For parents who may be unsure on how to get their child into reading, Mr Durante advised Roald Dahl as a good starting point, and acknowledged however that parents are spoilt for choice in picking out books for their young ones.

“Nowadays especially in English the range of books available for children is almost infinite,” he said.

“Once you get to about 13-14 then you can start reading slightly more mature more grown-up stuff.”

“But it has to be a gradual approach, you don’t want to plunge into the real stuff too soon in life, you want to slowly build up your vocabulary and your range of ideas.”

He added that the internet serves as a useful tool to assist readers, for example, in understanding complex vocabulary.
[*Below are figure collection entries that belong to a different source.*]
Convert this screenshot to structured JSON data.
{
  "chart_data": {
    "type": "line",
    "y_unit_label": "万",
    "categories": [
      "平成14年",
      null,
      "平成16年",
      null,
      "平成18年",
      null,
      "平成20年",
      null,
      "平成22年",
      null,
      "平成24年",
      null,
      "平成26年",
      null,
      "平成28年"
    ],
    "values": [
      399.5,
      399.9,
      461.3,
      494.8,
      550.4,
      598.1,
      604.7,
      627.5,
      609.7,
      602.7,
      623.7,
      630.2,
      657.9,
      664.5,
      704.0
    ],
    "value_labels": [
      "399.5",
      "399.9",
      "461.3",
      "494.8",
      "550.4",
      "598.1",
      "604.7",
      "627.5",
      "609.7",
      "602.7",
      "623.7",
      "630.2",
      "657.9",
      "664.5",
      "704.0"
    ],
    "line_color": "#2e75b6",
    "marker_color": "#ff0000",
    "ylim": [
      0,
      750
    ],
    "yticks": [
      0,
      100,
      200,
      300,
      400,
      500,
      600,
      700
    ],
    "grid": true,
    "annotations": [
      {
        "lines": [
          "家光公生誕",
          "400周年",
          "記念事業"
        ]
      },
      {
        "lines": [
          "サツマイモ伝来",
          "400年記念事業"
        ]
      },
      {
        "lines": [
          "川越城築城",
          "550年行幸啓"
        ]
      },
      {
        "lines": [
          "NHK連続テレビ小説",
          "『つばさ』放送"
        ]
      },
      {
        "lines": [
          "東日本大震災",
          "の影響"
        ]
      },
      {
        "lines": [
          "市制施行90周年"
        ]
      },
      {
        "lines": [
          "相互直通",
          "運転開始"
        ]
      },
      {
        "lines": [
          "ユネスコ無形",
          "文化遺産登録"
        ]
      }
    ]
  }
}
“The internet is a very wonderful tool for research and for exploration and also for learning and can assist in your reading.”
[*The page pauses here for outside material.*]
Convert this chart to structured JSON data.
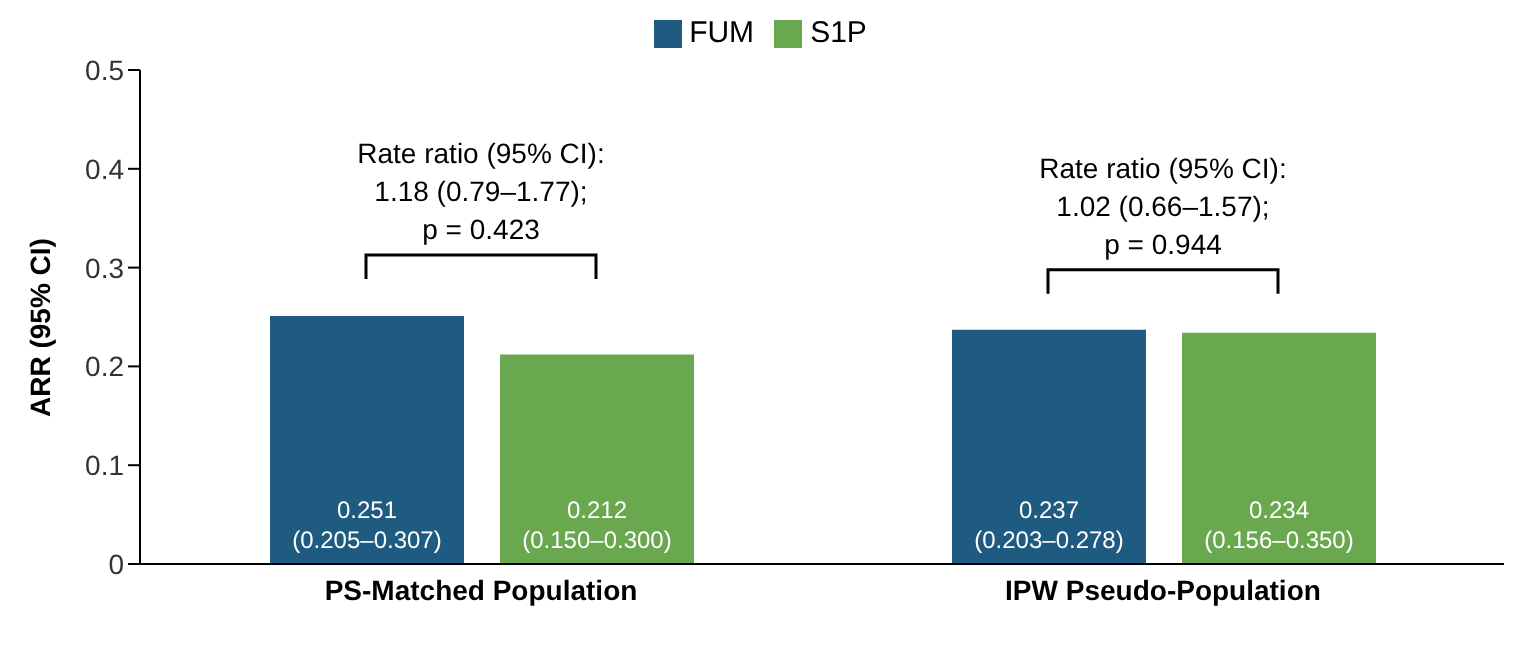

In an interview with Gibraltar Cultural Services ahead of World Book Day earlier this week, the rejuvenation of English classics among readers was touched on, something which Mr Durante acknowledged.

“By the time you’re 20, 25, you should be able to tackle almost any English Classic.”
“The classics are in themselves very special, they require more attention, more exploration, sometimes the vocabulary might be beyond you at that age, but if you start early it is valuable.”

Mr Durante recommended Jane Austen’s novel as a good starting point for those who may be new to reading classics.

Although Mr Durante has a collection of books totalling over 8000, like everybody else, he had to start somewhere, and he shed a light on his own journey into reading.

He recalled getting into reading late on, and in his teenage years took the plunge into Narnia and Alice in Wonderland.

“I recall that when I left school, I was not much of a reader. I started working as a junior clerk in a legal firm at that time, and I remember going into the office and the whole Britannica collection was there.”

“I started taking out some of the volumes and flicking through the pages and then I realised how ignorant I was, I’d never heard of Plato or Aristotle.”

“The more I read, the more I realised how much more I had to read, I then started reading at home, I started buying more books.”

“I learned how much I'd missed, I mean, my childhood has not suffered, but I hadn't had that imaginary sort of journey into another world, which these books provide.”

“If you look at the Narnia books, The Lion, The Witch and the Wardrobe, when the young children open the wardrobe, they enter another world, a different world, a world of the imagination.”

“Likewise, in Alice's books, when Alice looks in the mirror, she walks into the mirror and again she walks into another world, totally different than what she’s used to. Like when she falls down the rabbit hole, she ends up in a different world again”

“And that's a metaphor for what I do when I read something and I go into that other world, the world of Roald Dahl or C.S. Lewis or whatever.”

“I think that it opens a door to another world. It also stretches your mind.”